在这篇文章中，我对多模态视觉语言模型的应用很感兴趣。正如官方文档中解释的那样，Phi-3-Vision-128K-Instruct 是一个轻量级的、最先进的开放式多模态模型，它为通用 AI 系统和应用程序提供视觉和文本输入功能，这些功能需要：

内存/计算受限的环境；
延迟受限场景；
一般图像理解；
光学字符识别；
图表和表格理解。

我感兴趣的是检查当该模型用作身份证、驾驶执照和健康保险卡等个人文件上的 OCR 时的数据提取能力。
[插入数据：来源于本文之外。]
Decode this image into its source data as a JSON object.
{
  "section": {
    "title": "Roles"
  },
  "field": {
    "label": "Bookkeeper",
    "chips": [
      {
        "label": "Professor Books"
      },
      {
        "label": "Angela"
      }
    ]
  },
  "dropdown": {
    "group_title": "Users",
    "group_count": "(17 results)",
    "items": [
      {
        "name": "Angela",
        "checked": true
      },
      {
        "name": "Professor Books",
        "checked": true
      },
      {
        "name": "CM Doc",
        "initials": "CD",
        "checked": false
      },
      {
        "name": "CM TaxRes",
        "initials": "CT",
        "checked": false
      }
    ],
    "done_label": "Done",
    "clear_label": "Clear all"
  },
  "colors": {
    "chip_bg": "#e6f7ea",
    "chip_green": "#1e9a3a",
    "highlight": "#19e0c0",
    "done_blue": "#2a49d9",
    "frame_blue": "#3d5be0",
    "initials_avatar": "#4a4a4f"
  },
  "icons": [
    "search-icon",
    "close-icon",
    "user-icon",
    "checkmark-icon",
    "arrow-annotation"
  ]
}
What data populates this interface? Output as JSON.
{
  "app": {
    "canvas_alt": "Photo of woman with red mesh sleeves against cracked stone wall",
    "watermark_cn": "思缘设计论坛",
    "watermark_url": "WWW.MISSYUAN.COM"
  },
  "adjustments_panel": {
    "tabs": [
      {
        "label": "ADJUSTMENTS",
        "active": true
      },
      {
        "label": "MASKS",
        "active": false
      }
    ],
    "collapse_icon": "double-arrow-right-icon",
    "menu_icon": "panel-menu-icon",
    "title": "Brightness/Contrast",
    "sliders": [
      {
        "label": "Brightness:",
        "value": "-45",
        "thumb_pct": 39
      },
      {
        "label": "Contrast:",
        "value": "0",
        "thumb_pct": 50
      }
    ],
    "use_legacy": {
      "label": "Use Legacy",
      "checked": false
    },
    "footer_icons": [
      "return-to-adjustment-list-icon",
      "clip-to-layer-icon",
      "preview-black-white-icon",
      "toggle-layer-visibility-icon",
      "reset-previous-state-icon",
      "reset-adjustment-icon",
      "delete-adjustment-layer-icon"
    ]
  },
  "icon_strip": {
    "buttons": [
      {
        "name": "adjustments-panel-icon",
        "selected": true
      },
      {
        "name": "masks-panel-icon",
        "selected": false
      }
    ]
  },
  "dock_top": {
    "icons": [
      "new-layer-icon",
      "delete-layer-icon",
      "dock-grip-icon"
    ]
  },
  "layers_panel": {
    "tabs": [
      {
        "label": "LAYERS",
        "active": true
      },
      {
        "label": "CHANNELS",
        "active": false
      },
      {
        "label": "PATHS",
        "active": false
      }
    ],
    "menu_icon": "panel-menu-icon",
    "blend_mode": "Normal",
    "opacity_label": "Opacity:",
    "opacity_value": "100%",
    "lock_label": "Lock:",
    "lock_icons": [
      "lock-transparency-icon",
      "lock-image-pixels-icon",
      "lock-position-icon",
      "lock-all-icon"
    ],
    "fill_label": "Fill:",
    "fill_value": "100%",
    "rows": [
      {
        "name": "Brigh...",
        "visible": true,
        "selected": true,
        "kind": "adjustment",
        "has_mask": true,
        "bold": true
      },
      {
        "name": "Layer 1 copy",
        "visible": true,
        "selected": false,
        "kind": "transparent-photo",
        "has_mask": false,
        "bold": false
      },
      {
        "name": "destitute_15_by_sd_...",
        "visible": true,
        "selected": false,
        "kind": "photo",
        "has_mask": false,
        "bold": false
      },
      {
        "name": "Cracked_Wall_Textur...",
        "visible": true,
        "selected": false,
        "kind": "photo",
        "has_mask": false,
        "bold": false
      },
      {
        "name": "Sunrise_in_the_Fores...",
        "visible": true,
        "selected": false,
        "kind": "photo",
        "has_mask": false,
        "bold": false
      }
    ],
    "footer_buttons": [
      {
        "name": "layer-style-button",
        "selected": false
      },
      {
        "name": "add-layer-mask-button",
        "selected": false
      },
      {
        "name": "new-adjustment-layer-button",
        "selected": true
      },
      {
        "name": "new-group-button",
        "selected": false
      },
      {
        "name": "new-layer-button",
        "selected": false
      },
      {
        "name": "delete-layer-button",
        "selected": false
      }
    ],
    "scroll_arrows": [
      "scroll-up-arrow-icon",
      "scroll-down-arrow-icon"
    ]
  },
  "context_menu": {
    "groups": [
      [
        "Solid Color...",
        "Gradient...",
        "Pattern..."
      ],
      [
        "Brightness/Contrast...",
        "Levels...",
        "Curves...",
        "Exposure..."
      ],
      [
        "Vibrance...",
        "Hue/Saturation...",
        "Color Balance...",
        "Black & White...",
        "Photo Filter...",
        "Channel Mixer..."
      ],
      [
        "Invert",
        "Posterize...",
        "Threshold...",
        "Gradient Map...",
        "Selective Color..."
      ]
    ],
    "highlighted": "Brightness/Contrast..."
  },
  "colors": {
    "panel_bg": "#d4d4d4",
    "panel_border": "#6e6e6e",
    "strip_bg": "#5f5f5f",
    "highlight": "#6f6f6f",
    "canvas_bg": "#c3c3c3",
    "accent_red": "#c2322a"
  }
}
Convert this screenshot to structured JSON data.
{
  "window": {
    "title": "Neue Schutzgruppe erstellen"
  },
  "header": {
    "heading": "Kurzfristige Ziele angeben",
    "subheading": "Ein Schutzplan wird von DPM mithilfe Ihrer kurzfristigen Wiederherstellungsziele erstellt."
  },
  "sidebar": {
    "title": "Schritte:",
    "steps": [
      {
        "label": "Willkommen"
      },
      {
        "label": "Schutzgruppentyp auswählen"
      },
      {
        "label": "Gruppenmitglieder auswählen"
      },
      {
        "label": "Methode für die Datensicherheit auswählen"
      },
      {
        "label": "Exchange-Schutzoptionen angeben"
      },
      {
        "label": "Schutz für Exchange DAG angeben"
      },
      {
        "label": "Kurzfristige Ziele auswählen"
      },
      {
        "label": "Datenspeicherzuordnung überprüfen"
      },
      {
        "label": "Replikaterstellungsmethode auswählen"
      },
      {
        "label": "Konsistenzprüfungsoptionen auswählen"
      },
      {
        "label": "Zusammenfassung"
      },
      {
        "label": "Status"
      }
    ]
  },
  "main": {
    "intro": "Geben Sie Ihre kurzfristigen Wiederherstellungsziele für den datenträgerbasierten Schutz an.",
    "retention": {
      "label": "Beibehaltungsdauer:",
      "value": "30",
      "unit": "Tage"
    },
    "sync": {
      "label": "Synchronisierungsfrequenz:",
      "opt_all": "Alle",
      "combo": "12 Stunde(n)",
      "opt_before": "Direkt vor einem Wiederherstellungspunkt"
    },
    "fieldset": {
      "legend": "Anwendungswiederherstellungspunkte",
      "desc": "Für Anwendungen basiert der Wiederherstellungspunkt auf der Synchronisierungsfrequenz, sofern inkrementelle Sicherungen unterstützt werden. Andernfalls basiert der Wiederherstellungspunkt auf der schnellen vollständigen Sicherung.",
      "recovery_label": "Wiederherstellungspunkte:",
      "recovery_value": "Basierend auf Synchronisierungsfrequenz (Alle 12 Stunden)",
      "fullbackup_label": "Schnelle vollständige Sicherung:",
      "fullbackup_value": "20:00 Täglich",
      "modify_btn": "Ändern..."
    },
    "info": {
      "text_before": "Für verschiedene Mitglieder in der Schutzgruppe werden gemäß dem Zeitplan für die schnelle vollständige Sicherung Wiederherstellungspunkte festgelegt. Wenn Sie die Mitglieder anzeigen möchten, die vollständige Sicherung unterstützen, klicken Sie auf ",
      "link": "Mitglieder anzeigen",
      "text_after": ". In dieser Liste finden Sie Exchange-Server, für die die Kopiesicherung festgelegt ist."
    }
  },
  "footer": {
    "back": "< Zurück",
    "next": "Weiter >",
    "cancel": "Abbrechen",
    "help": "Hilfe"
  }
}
本次测试中使用的文件是传真件，它们不是原始文件，也不属于真人。

模型实例

为了在推理模式下使用模型，我构建了一个如下环境

1) conda create -n llm_images python=3.10
2) conda activate llm_images
3) pip install torch==2.3.0 torchvision==0.18.0
4) pip install packaging
5) pip install pillow==10.3.0 chardet==5.2.0 flash_attn==2.5.8 accelerate==0.30.1 bitsandbytes==0.43.1 Requests==2.31.0 transformers==4.40.2 
6) pip uninstall jupyter
7) conda install -c anaconda jupyter
8) conda update jupyter
9) pip install --upgrade 'nbconvert>=7' 'mistune>=2'
10) pip install cchardet

环境可用后，我从 Huggingface 软件库中下载了模型

# Import necessary libraries
from PIL import Image
import requests
from transformers import AutoModelForCausalLM
from transformers import AutoProcessor
from transformers import BitsAndBytesConfig
import torch
from IPython.display import display
import time

# Define model ID
model_id = "microsoft/Phi-3-vision-128k-instruct"
# Load processor
processor = AutoProcessor.from_pretrained(model_id, trust_remote_code=True)
# Define BitsAndBytes configuration for 4-bit quantization
nf4_config = BitsAndBytesConfig(
    load_in_4bit=True,
    bnb_4bit_quant_type="nf4",
    bnb_4bit_use_double_quant=True,
    bnb_4bit_compute_dtype=torch.bfloat16,
)
# Load model with 4-bit quantization and map to CUDA
model = AutoModelForCausalLM.from_pretrained(
    model_id,
    device_map="cuda",
    trust_remote_code=True,
    torch_dtype="auto",
    quantization_config=nf4_config,
）

接下来，我准备了一个 Python 函数，输入要发送给模型的信息和图像路径，然后输出模型的输出结果。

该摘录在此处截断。